Wari Project


Wari iOS Game

Wari is a game in the family of Mancala Games from Africa. Each player has six pits on the game board. On the left and right side of the board are capture pits–one owned by each player. Each pit starts a game with 4 stones. On each turn, a player picks up all of the stones from a pit, and “sows” them one by one, counter-clockwise in the subsequently adjacent pits. If the last stone you sow lands in the opposing player’s pit, and it contains 2 or 3 stones, then you capture those stones, and stones previously sown adjacent enemy pits that also contain 2 or three stones. There are additional rules, but that gives you the idea. If you are interested you can find the full Wari rules here.

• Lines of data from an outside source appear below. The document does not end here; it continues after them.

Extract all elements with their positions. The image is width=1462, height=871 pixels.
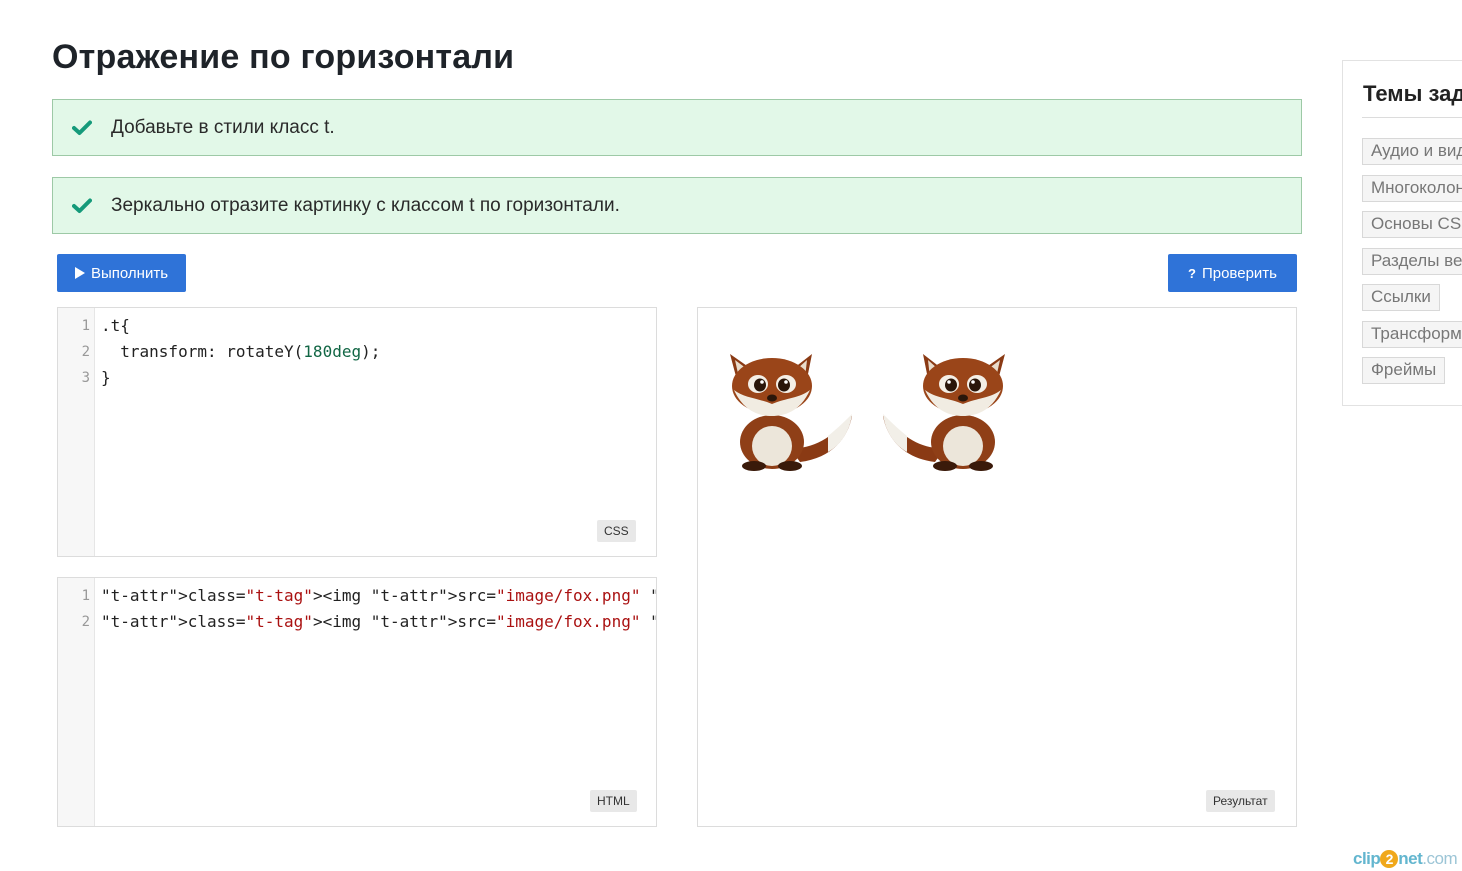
fox-image [730, 354, 852, 471]
task-text: Добавьте в стили класс t. [111, 116, 335, 138]
watermark-part: .com [1422, 849, 1458, 868]
topic-tag[interactable]: Фреймы [1362, 357, 1446, 384]
task-text: Зеркально отразите картинку с классом t … [111, 194, 620, 216]
css-code[interactable]: .t{ transform: rotateY(180deg); } [101, 308, 656, 403]
line-number: 1 [81, 588, 90, 604]
play-icon [74, 267, 85, 279]
task-item: Зеркально отразите картинку с классом t … [52, 177, 1302, 234]
code-line: transform: rotateY(180deg); [101, 342, 381, 361]
topic-tag[interactable]: Основы CSS [1362, 211, 1462, 238]
code-line: } [101, 368, 111, 387]
topic-tag[interactable]: Разделы веб-страниц [1362, 248, 1462, 275]
code-line: "t-attr">class="t-tag"><img "t-attr">src… [101, 612, 656, 631]
html-code[interactable]: "t-attr">class="t-tag"><img "t-attr">src… [101, 578, 656, 654]
watermark-part: net [1398, 849, 1423, 868]
fox-image-mirrored [883, 354, 1005, 471]
checkmark-icon [53, 198, 111, 214]
css-badge: CSS [597, 520, 636, 542]
line-gutter: 1 2 3 [58, 308, 95, 556]
check-button[interactable]: ? Проверить [1168, 254, 1297, 292]
code-line: .t{ [101, 316, 130, 335]
page-title: Отражение по горизонтали [52, 38, 515, 76]
line-number: 3 [81, 370, 90, 386]
run-button[interactable]: Выполнить [57, 254, 186, 292]
check-button-label: Проверить [1201, 264, 1277, 282]
line-number: 2 [81, 344, 90, 360]
topic-tag[interactable]: Аудио и видео [1362, 138, 1462, 165]
divider [1362, 117, 1462, 118]
watermark-part: clip [1353, 849, 1381, 868]
code-line: "t-attr">class="t-tag"><img "t-attr">src… [101, 586, 656, 605]
line-gutter: 1 2 [58, 578, 95, 826]
topic-tag[interactable]: Трансформации [1362, 321, 1462, 348]
task-item: Добавьте в стили класс t. [52, 99, 1302, 156]
html-badge: HTML [590, 790, 637, 812]
sidebar-title: Темы задач [1363, 81, 1462, 106]
topic-tag[interactable]: Многоколонность [1362, 175, 1462, 202]
result-pane: Результат [697, 307, 1297, 827]
question-icon: ? [1188, 265, 1196, 281]
topic-tag[interactable]: Ссылки [1362, 284, 1440, 311]
html-editor[interactable]: 1 2 "t-attr">class="t-tag"><img "t-attr"… [57, 577, 657, 827]
line-number: 2 [81, 614, 90, 630]
topics-sidebar: Темы задач Аудио и видео Многоколонность… [1342, 60, 1462, 406]
line-number: 1 [81, 318, 90, 334]
css-editor[interactable]: 1 2 3 .t{ transform: rotateY(180deg); } … [57, 307, 657, 557]
watermark-part: 2 [1380, 850, 1399, 868]
result-badge: Результат [1206, 790, 1275, 812]
run-button-label: Выполнить [90, 264, 169, 282]
checkmark-icon [53, 120, 111, 136]
watermark-logo: clip 2 net.com [1353, 849, 1458, 869]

I think this is an interesting project, because it lends itself well to computer AI play, because it is a perfect information game. In other games, such as poker, the player only has partial information, and building a competitive AI is more difficult.

Wari is ideally suited as a “tree search” AI game. That is, the computer can select possible moves by searching a tree and evaluating possible opponent responses. To improve play further, the tree can search further possible moves and opponent responses.

The number of moves a player has each turn determines the complexity of the search. This is referred to as the branching factor. So, if I want evaluate the game two moves deep, I would have to evaluate all of my possible moves, all of my opponent’s possible responses. And then, for each of my opponents responses, all of my responses, and all of my opponents possible responses. So, that’s 6^4=1296 possible moves. That’s much more manageable than something like Chess, which would have to compute roughly 10^4=10,000 moves.

Since the number of moves to evaluate increases exponentially with search depth, Wari is a more friendly problem to solve for a mobile game, than is chess due to the smaller branching factor.

In addition to a tree of moves, the board after each move must be evaluated to assign a score based on how favorable the board is after the move. Scoring the board allows a number of nodes to be skipped during the search, through different tree search techniques. In my case, I intend to use a Minimax search with Alpha/Beta Pruning.

I’ve currently developed and tested the tree search algorithm using a Tic Tac Toe game, and will adapt it to Wari when I resume work on this project after my WW2 Game project.